İlk sahnesindeki ışık hilelerinden itibaren filmde görselliğin inanılmaz etkileyici olduğunu söyleyebiliriz. Marcello'nun mağara alegorisini anlattığı sahnede pencereyi kapatmasıyla atmosferin oldukça değişmesi ve gölgeler üzerinden canladırması ya da profesörün öldürülmesi sırasındaki ormandan gelen ışık hüzmesi gibi benzer bir çok ışık oyunu izlerken bana oldukça keyif verdi. Filmin görüntü yönetmenliği o kadar başarılı ki bir kısım insan bunun filimin anlattığı şeylerin önüne geçtiğini düşünüyor. Film üzerine eleştirileri okuduktan sonra filmin planları içine gizlenmiş alt metinler konusunda gözüm biraz daha açıldı diyebilirim. Yani aslında sahneler görsel güzellikleri ile birlikte bizlere mesajlarını da üstü kapalı bir şekilde iletiyorlar. Örneğin dans sahnesinde Marcello'nun topluluk tarafından kişiliksizleştirilmesi resmedilmiş diyebiliriz. 
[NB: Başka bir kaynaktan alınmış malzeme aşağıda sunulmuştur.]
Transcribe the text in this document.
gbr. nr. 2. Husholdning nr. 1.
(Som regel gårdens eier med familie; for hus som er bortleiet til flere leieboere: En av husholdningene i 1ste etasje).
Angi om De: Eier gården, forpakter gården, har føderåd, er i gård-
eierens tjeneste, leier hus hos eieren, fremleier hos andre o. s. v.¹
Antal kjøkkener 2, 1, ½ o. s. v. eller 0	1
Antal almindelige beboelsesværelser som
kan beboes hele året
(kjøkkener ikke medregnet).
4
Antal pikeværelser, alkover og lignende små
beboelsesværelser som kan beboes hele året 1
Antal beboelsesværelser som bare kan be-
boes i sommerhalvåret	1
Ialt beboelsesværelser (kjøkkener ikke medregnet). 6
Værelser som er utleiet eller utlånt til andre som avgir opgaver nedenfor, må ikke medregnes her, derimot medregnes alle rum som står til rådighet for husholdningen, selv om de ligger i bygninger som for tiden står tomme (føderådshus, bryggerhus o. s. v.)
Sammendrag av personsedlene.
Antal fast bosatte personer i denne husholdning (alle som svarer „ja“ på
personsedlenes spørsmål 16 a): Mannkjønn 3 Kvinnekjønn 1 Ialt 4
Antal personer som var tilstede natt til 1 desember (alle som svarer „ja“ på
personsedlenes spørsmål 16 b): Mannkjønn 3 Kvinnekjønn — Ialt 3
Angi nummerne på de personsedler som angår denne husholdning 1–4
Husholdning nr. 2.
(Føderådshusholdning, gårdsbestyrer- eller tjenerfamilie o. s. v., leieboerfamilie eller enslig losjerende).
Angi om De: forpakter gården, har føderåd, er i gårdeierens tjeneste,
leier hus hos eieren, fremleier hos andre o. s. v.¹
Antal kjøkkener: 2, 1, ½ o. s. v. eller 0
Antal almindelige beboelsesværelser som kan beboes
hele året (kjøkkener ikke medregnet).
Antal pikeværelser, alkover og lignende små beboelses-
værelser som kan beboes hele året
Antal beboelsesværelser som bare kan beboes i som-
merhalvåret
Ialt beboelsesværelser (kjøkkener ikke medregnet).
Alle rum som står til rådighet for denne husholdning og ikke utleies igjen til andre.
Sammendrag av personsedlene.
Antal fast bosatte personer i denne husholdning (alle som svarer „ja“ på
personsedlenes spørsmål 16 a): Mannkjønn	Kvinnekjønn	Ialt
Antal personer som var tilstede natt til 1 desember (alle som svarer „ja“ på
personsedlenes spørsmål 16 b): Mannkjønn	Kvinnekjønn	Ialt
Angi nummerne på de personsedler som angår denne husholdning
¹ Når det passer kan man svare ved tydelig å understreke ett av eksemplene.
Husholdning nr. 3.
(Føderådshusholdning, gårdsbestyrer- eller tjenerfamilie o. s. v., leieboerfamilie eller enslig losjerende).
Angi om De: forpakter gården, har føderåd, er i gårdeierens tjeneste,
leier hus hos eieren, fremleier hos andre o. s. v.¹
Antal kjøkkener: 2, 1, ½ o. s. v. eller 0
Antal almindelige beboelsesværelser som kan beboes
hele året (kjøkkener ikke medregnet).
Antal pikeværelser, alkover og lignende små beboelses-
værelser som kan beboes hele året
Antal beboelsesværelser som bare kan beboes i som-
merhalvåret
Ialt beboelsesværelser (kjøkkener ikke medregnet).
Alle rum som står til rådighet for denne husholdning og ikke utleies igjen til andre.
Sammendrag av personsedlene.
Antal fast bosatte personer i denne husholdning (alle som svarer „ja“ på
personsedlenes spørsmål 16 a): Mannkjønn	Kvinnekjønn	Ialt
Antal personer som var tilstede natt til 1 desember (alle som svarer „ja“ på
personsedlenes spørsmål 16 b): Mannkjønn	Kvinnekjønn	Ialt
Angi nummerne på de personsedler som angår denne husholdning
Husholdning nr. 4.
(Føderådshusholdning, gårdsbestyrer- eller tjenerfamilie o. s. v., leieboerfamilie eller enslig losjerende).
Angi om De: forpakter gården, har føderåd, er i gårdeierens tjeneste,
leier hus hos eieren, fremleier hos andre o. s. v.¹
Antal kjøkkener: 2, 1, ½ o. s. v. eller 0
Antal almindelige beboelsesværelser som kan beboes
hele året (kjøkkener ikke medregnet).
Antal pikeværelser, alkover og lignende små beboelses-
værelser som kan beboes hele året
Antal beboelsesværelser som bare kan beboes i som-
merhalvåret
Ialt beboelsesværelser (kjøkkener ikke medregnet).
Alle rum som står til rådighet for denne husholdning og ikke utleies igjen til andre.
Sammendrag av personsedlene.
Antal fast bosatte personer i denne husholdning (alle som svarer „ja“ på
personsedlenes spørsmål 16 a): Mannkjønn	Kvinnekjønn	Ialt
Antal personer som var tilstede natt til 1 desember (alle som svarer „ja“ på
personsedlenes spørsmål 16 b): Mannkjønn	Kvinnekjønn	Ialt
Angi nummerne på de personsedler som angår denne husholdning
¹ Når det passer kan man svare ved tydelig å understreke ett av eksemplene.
Film adı üstünde conformist bir insan olan Marcello'yu anlatıyor ve bunu anlatırken toplumsal eleştiri yapmaktan da kaçınmıyor. Türkçe'de direk karşılığı olmayan conformisti kısaca gözümü kaparım vazifemi yaparım olarak tanımlayabiliriz. Bu kişiler bulundukları durumlara uyum sağlamayı kendilerine ülkü olarak belirlemişlerdir. Conformist insanlar bulundukları kabın şeklini alan sıvılardan farksızdırlar. Örneğin bir devlet memuru olmak ve memurluğun varlığını sürdürebilmek büyük ölçüde conformist bir hayat sürdürür. Eğer conformist olmak yerine size dayatılanlara, bu bozuk düzene karşı gelirseniz ,mesela açlık grevine başlamak buna örnek olarak gösterilebilir, düzen sizi yok edebilmek için elinden geleni yapar. Marcello'nun film boyunca kendi ile iç çatışmasını izliyoruz aslında. Marcello devletin önemli bir ajanıdır ve insan olarak hissettikleri onun normalleşme ve uyum sağlama durumuna zorluk çıkarmaktadır. Marcello ajan olmadan önce bir insanı öldürebileceğini belki aklının ucuna bile getirmemişti. Kimseye zarar vermeden yalnızca bilgi toplayacak ve parasını kazanıp herkes gibi normal bir hayat sürecekti. Fakat ona verilen suikast göreviyle birlikte Marcello'nun altına girdiği vicdani yük artmaya ve onu zorlamaya başlamıştır. Üniversitede dersine girmiş ve sevdiği hocalarından birini öldürmek onun için bile fazladır. Belki tanımadığı ve değer vermediği bir insan olsaydı bu iş onun için daha kolay olabilirdi. Bu durum Hitlere zamanında veren insanların  kendilerini tarihin en kanlı katliamlarının bir tanesinde bulacaklarını tahmin edememeleri ve sonrasından pişman olmalarıyla paralellik taşıyor. Filmi izleyenlerin bildiği gibi filmin sonunda Marcello cinayeti kendi işlemek yerine başkalarına işletiyor. Böylelikle yükün altından kalktığına ve ahlaki bir sorumluluk altına girmediğine kendini ikna etmeye çalışıyor. Fakat hepimizin bildiği gibi profesör ve eşinin öldürülmesi doğrudan Marcello yüzündendir. Bu durumu et yiyen insanların endüstriyel hayvancılığa olan etkilerine benzetebiliriz. Hepimiz hayvanların vahşice katledilmesine göz yumuyoruz çünkü statüko onu gerektiriyor ve et yemek şu an bizim için en rahat olan durum. Marcello İtalya'da faşist yönetimin devrilmesinin ardından da doğrudan bir anti-faşist olma kararı alıyor çünkü eğer onun faşist bir ajan olduğu anlaşılırsa bu durumdan zarar görecek.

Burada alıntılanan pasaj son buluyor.